I’m trying to figure out a general SIP/AIP architecture for optical media images. For CD-ROMs the images will typically be ISO9660 files, and for audio CDs audio files for each track.
It’s pretty common to have carriers that span multiple volumes, and from an access point I think it would make sense to combine those cases into a composite SIP/AIP. Following a discussion I had about this with a colleague, I’m curious how other institutions are handling this, and if there are any best practices. Below some information I found myself.
Library of Congress Audio Compact Disc METS Profile:
http://www.loc.gov/standards/mets/profiles/00000007.html
This explicitly takes into account the possibility of composite objects:
The primary physical component of a compactDiscObject is one or more compact discs. (…) When there is more than one disc, the div TYPE=“cd:disc” elements must occur in document order that corresponds to the physical order of the discs (Disk 1, Disk 2, etc.).

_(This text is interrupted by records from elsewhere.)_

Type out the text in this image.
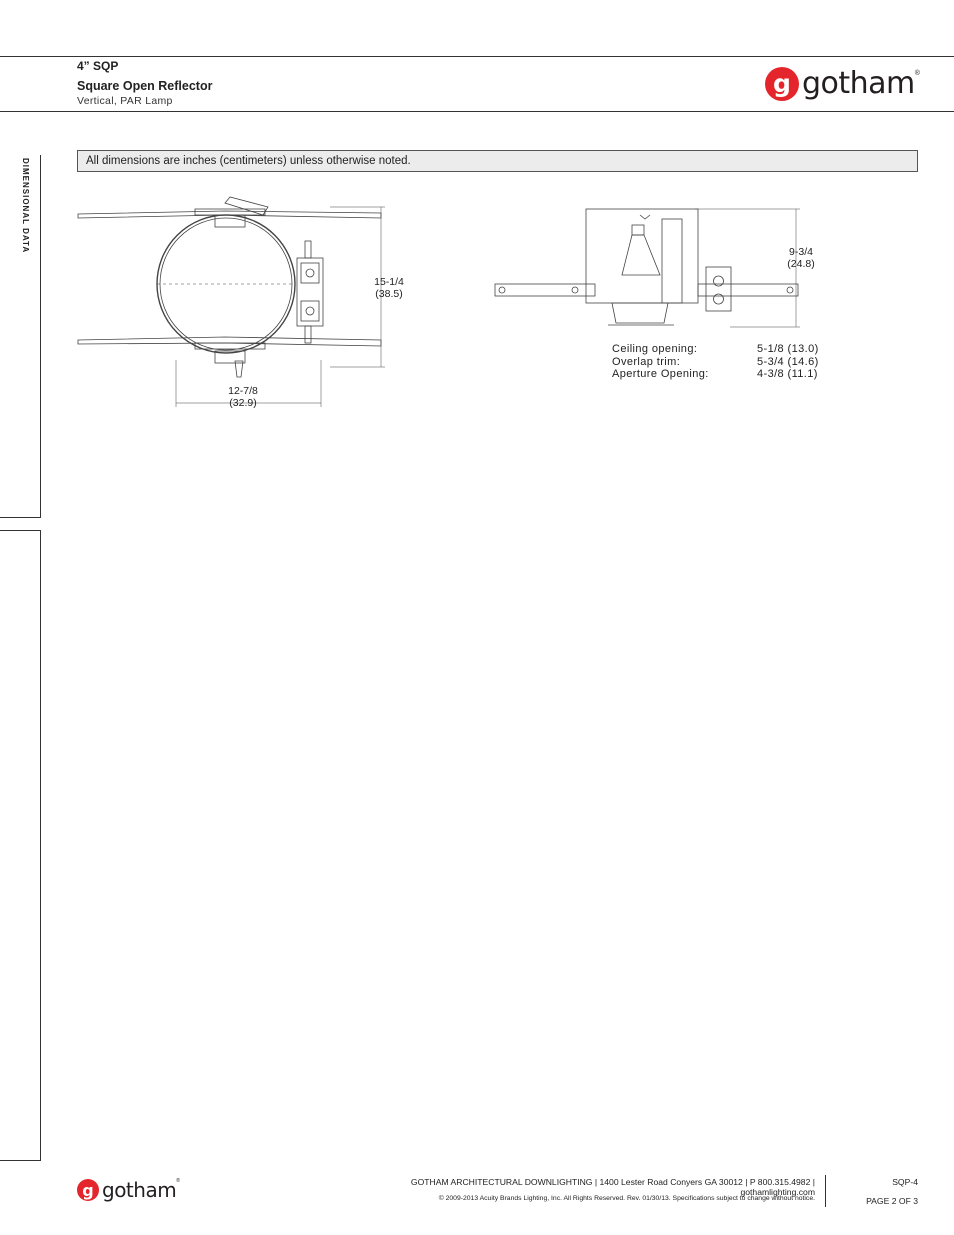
4” SQP
Square Open Reflector
Vertical, PAR Lamp
g gotham ®
DIMENSIONAL DATA	All dimensions are inches (centimeters) unless otherwise noted.
15-1/4
(38.5)
12-7/8
(32.9)
9-3/4
(24.8)
Ceiling opening:	5-1/8 (13.0)
Overlap trim:	5-3/4 (14.6)
Aperture Opening:	4-3/8 (11.1)
g gotham ®	GOTHAM ARCHITECTURAL DOWNLIGHTING | 1400 Lester Road Conyers GA 30012 | P 800.315.4982 | gothamlighting.com
© 2009-2013 Acuity Brands Lighting, Inc. All Rights Reserved. Rev. 01/30/13. Specifications subject to change without notice.
SQP-4
PAGE 2 OF 3
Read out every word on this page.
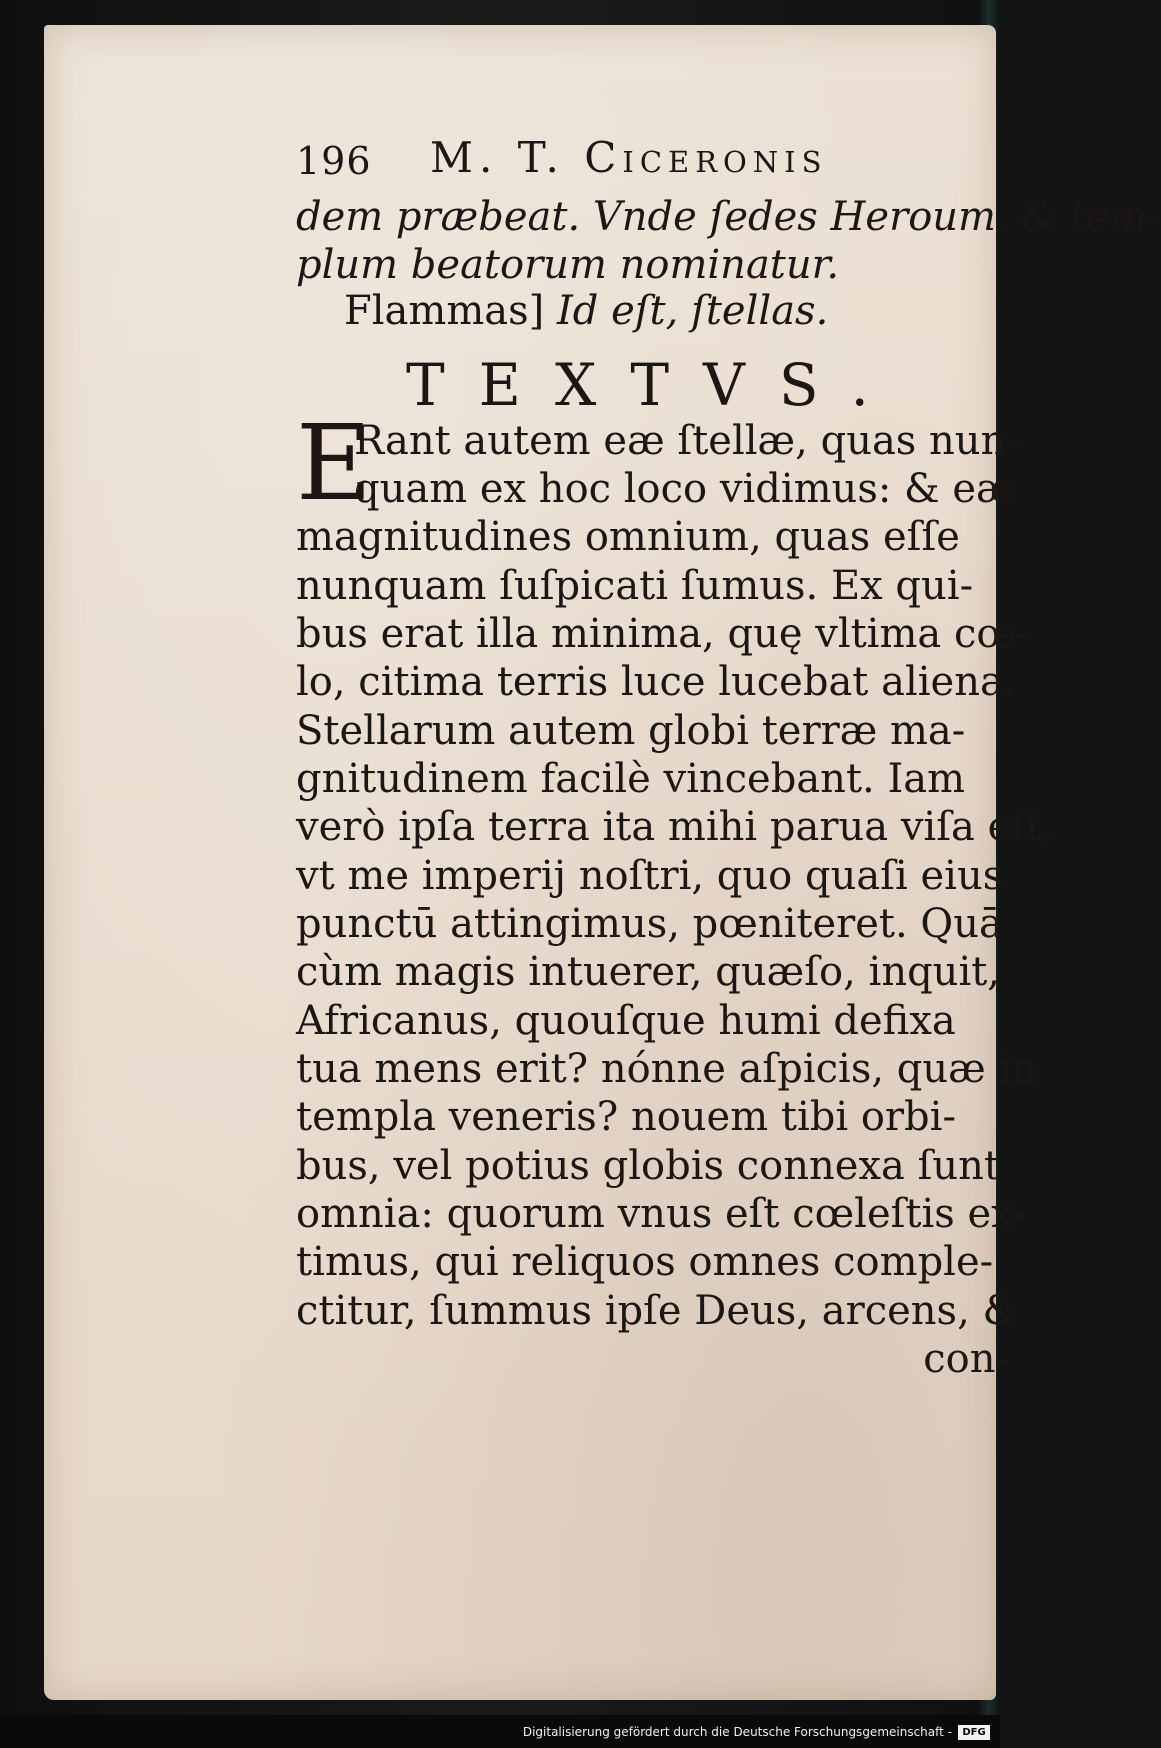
196 M. T. Ciceronis
dem præbeat. Vnde ſedes Heroum, & tem-
plum beatorum nominatur.
Flammas] Id eſt, ſtellas.
TEXTVS.
E
Rant autem eæ ſtellæ, quas nun-
quam ex hoc loco vidimus: & eæ
magnitudines omnium, quas eſſe
nunquam ſuſpicati ſumus. Ex qui-
bus erat illa minima, quę vltima cœ-
lo, citima terris luce lucebat aliena.
Stellarum autem globi terræ ma-
gnitudinem facilè vincebant. Iam
verò ipſa terra ita mihi parua viſa eſt,
vt me imperij noſtri, quo quaſi eius
punctū attingimus, pœniteret. Quā
cùm magis intuerer, quæſo, inquit,
Africanus, quouſque humi defixa
tua mens erit? nónne aſpicis, quæ in
templa veneris? nouem tibi orbi-
bus, vel potius globis connexa ſunt
omnia: quorum vnus eſt cœleſtis ex-
timus, qui reliquos omnes comple-
ctitur, ſummus ipſe Deus, arcens, &
con-
Digitalisierung gefördert durch die Deutsche Forschungsgemeinschaft -	DFG
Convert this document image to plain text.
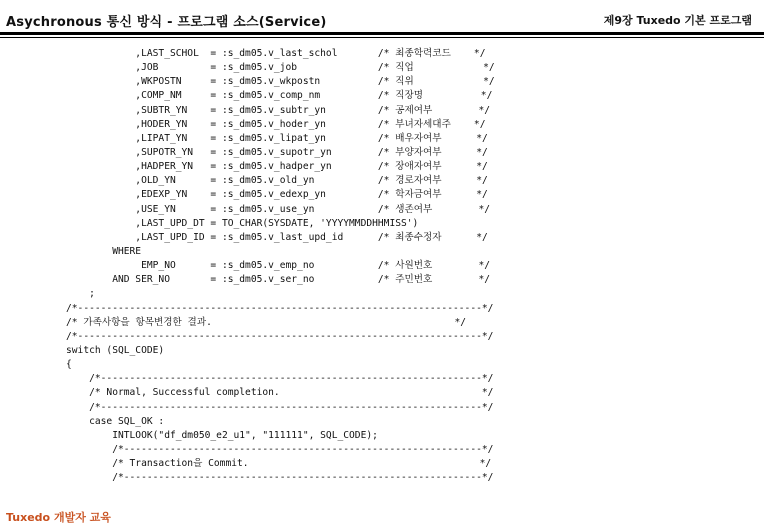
Asychronous 통신 방식 - 프로그램 소스(Service)	제9장 Tuxedo 기본 프로그램
,LAST_SCHOL  = :s_dm05.v_last_schol       /* 최종학력코드    */
,JOB         = :s_dm05.v_job              /* 직업            */
,WKPOSTN     = :s_dm05.v_wkpostn          /* 직위            */
,COMP_NM     = :s_dm05.v_comp_nm          /* 직장명          */
,SUBTR_YN    = :s_dm05.v_subtr_yn         /* 공제여부        */
,HODER_YN    = :s_dm05.v_hoder_yn         /* 부녀자세대주    */
,LIPAT_YN    = :s_dm05.v_lipat_yn         /* 배우자여부      */
,SUPOTR_YN   = :s_dm05.v_supotr_yn        /* 부양자여부      */
,HADPER_YN   = :s_dm05.v_hadper_yn        /* 장애자여부      */
,OLD_YN      = :s_dm05.v_old_yn           /* 경로자여부      */
,EDEXP_YN    = :s_dm05.v_edexp_yn         /* 학자금여부      */
,USE_YN      = :s_dm05.v_use_yn           /* 생존여부        */
,LAST_UPD_DT = TO_CHAR(SYSDATE, 'YYYYMMDDHHMISS')
,LAST_UPD_ID = :s_dm05.v_last_upd_id      /* 최종수정자      */
WHERE
EMP_NO      = :s_dm05.v_emp_no           /* 사원번호        */
AND SER_NO       = :s_dm05.v_ser_no           /* 주민번호        */
;
/*----------------------------------------------------------------------*/
/* 가족사항을 항목변경한 결과.                                          */
/*----------------------------------------------------------------------*/
switch (SQL_CODE)
{
/*------------------------------------------------------------------*/
/* Normal, Successful completion.                                   */
/*------------------------------------------------------------------*/
case SQL_OK :
INTLOOK("df_dm050_e2_u1", "111111", SQL_CODE);
/*--------------------------------------------------------------*/
/* Transaction을 Commit.                                        */
/*--------------------------------------------------------------*/
Tuxedo 개발자 교육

The virtual CD-ROM and floppy collection of Indiana University seems take a similar approach, judging by e.g. this METS file:
http://webapp1.dlib.indiana.edu/virtual_disk_library/index.cgi/4252478/mets
An alternative approach would be to represent each carrier as one SIP / AIP, and then aggregate the AIPs that belong together using what the OAIS model refers to as an Archival Information Collection (AIC). However I’m not sure how widely used this approach is, and I’m slightly worried it might later complicate things on the access side. But I’d be interested to hear what others are doing.